Presidential candidate Donald Trump is fanning opposition to free trade in the Republican Party with sharp attacks on Nafta and calls for new tariffs. The departure next month of House Speaker John Boehner (R., Ohio), a powerful backer of Mr. Obama’s trade policy, could also complicate passage of any final agreement.

TRADE TRIALS

Three big issues continue to dog efforts to seal the Trans-Pacific Partnership

  • Cars: Japan and Mexico are feuding over whether duty-free status for cars will require most of a vehicle’s components to be made inside the new trade bloc.
  • Dairy: New Zealand, a founding member of the TPP talks, can’t stomach a deal that doesn’t open up other countries to its milk products, its biggest export. But Japan and Canada are pushing back to protect their domestic dairy industries.
  • Drugs: The U.S. wants up to 12 years of intellectual property protection for biologic drugs, but other countries in the bloc want five years, fearing greater exclusivity for brand-name drugs could cost their national health systems dearly.

 

“My hope is that, as they move through the latest round of talks in Atlanta this week, they consider what it will take to get a deal through Congress,” said Sen.
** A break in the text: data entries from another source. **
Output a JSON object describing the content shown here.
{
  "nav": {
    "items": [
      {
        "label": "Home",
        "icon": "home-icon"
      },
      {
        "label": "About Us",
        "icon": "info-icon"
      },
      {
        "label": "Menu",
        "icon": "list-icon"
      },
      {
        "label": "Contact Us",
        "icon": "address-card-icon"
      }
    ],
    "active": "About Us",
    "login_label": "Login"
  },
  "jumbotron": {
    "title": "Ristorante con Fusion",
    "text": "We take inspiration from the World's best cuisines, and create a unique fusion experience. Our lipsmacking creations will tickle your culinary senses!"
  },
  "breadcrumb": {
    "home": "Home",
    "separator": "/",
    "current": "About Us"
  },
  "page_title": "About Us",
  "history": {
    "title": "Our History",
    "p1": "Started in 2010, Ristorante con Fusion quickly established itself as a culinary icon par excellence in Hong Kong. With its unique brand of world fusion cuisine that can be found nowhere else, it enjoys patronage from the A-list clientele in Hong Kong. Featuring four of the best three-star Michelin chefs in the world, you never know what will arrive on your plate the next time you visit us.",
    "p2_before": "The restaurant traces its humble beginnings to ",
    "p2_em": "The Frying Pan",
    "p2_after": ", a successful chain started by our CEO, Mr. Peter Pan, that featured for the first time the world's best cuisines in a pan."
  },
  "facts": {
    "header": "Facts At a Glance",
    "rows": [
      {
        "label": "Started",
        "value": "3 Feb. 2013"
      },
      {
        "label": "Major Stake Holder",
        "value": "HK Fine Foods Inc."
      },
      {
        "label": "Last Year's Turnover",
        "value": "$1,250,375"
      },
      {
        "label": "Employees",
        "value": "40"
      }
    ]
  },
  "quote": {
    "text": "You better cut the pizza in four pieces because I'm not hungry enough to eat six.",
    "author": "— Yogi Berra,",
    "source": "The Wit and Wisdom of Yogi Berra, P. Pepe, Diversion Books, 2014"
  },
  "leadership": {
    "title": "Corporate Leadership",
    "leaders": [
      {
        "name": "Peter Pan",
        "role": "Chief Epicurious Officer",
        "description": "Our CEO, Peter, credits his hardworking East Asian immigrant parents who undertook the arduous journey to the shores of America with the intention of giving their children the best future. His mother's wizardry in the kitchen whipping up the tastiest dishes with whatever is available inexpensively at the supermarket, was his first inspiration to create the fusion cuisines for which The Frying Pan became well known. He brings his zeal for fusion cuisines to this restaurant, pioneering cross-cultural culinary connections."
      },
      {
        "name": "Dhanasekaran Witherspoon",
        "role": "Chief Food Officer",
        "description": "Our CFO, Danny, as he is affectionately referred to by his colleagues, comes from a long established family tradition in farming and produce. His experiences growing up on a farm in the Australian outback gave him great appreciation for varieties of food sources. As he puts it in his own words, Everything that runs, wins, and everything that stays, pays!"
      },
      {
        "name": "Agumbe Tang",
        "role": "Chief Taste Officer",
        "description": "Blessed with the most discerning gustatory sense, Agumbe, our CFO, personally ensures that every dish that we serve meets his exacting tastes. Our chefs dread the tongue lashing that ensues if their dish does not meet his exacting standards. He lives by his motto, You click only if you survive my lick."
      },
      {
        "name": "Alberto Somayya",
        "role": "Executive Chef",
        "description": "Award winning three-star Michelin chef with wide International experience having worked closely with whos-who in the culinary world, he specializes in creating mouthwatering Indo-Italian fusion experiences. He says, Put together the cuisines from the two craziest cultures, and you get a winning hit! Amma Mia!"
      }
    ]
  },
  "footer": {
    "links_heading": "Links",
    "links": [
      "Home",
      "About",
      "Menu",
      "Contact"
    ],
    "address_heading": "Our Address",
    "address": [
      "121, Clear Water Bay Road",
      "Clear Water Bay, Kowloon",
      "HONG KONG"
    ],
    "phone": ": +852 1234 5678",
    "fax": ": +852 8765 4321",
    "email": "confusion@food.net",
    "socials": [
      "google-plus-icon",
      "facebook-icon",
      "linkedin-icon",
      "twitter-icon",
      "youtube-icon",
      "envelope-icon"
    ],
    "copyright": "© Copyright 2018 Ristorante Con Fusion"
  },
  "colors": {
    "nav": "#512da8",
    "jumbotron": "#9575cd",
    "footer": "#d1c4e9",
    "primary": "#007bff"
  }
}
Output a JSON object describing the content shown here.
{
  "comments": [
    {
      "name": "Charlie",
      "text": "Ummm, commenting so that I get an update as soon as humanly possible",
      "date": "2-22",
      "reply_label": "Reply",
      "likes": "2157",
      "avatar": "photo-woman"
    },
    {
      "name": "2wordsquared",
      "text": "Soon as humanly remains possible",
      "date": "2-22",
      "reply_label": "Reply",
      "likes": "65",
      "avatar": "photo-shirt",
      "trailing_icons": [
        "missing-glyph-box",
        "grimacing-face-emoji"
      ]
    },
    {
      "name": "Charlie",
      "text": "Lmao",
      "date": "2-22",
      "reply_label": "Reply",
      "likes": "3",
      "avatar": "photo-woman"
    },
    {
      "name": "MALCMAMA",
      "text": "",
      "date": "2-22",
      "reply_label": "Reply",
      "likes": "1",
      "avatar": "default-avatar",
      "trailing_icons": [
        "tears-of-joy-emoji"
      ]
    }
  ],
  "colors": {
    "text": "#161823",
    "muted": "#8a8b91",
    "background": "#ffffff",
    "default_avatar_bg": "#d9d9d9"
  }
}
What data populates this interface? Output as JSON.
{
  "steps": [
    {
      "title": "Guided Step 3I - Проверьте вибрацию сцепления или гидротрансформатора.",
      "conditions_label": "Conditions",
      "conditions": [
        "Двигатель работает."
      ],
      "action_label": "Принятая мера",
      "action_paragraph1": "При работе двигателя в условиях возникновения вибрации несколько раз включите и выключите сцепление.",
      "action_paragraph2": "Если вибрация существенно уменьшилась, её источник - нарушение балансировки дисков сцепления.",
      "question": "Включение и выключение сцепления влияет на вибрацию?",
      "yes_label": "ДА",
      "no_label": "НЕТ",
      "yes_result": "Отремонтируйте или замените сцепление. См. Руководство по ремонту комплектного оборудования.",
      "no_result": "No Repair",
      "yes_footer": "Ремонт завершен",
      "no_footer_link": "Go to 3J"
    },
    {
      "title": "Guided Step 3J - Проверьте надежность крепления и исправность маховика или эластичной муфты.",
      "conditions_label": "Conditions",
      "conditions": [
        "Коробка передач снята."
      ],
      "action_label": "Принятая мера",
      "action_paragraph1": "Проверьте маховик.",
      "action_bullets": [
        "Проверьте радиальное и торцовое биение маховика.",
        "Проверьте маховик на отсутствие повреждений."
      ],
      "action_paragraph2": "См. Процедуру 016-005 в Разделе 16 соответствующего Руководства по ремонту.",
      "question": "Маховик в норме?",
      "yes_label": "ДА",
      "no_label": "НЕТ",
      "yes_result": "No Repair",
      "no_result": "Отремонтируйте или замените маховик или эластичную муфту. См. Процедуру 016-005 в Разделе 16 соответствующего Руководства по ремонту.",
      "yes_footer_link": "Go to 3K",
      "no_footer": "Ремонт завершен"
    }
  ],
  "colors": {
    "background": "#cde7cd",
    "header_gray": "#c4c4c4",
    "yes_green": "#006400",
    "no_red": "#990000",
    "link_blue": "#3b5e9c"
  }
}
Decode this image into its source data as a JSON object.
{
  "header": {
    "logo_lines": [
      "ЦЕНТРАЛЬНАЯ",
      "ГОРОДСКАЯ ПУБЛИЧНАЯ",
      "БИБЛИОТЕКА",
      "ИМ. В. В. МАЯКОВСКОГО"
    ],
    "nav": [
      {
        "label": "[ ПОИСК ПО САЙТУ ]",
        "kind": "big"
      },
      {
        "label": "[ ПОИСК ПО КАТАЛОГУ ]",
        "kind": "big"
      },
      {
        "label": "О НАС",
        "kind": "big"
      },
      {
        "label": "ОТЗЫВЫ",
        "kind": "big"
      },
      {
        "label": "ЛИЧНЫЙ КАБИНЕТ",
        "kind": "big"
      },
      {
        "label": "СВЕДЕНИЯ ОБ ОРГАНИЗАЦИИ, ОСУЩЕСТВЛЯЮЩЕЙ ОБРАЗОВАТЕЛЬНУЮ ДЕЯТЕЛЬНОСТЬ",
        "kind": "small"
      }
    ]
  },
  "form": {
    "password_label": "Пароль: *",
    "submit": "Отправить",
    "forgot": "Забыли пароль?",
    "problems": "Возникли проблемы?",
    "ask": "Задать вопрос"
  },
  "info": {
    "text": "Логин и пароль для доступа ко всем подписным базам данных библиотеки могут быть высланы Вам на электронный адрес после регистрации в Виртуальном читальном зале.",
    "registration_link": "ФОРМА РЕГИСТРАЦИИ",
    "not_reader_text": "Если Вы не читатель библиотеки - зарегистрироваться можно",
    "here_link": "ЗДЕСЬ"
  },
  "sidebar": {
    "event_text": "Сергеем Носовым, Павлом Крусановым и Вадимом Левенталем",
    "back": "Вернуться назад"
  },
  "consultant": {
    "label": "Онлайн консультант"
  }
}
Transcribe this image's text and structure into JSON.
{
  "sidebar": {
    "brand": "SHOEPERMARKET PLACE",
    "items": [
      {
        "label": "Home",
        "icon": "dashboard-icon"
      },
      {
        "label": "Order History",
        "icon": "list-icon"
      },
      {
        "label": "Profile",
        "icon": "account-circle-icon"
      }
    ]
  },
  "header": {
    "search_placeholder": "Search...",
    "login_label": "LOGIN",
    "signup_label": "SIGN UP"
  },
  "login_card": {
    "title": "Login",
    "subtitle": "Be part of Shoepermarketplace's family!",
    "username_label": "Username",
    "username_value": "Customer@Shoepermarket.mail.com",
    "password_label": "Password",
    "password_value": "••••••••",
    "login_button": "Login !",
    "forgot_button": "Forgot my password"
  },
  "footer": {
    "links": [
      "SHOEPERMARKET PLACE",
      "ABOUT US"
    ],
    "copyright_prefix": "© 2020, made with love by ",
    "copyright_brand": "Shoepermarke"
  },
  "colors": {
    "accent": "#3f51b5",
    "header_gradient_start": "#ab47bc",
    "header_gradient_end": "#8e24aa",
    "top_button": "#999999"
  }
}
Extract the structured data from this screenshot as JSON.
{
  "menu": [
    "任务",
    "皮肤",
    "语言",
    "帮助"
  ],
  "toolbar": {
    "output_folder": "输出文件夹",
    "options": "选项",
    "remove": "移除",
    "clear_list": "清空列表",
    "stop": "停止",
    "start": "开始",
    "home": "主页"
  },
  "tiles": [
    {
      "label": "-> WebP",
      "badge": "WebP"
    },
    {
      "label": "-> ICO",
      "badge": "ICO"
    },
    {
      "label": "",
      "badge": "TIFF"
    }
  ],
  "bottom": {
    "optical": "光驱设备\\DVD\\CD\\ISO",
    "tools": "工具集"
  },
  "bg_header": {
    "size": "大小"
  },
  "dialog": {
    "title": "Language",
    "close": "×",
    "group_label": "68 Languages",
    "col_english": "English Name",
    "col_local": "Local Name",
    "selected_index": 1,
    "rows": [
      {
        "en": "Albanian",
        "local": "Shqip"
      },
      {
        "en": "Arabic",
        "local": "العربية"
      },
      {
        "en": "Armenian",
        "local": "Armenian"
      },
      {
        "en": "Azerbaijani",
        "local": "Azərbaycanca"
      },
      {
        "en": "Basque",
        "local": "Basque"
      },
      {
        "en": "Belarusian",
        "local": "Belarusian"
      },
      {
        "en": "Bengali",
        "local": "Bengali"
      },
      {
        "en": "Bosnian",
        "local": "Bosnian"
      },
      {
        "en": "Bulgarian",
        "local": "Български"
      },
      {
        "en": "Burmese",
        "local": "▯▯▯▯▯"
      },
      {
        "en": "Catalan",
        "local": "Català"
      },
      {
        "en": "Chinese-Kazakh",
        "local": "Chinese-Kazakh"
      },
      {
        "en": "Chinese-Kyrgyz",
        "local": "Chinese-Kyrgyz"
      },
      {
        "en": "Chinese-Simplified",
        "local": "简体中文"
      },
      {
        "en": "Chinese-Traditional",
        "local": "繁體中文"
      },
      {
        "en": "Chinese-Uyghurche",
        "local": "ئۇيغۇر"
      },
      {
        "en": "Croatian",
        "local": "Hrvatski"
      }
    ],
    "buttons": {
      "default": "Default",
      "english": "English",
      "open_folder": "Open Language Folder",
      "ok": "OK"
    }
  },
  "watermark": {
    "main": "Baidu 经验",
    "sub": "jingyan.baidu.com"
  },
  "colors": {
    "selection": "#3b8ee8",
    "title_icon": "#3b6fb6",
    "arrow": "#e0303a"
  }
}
Orrin Hatch (R., Utah), chairman of the Senate Finance Committee.

Despite concerns from several other countries in the TPP about drug affordability, the U.S. is pushing strong protection for biologic drugs. The issue of drug pricing has grown politicized in recent days, with Hillary Clinton proposing rules that would control spending on prescription drugs, which has depressed health-care stocks.

Perhaps the sourest issue of all is dairy products, the No. 1 export of New Zealand, a founding member of the trade talks. Despite pressure from the U.S. and New Zealand, Canadian politicians are reluctant to dismantle a complicated system that protects that country’s dairy farmers, limits imports and raises prices for consumers.

“It’s important that the U.S. obtain a balanced dairy package that provides significant new access to Canada’s dairy market,” among other priorities, said Sen. Ron Wyden, the top Democrat on the Senate committee that overseas trade. “I expect the negotiations will continue until such an agreement can be obtained.”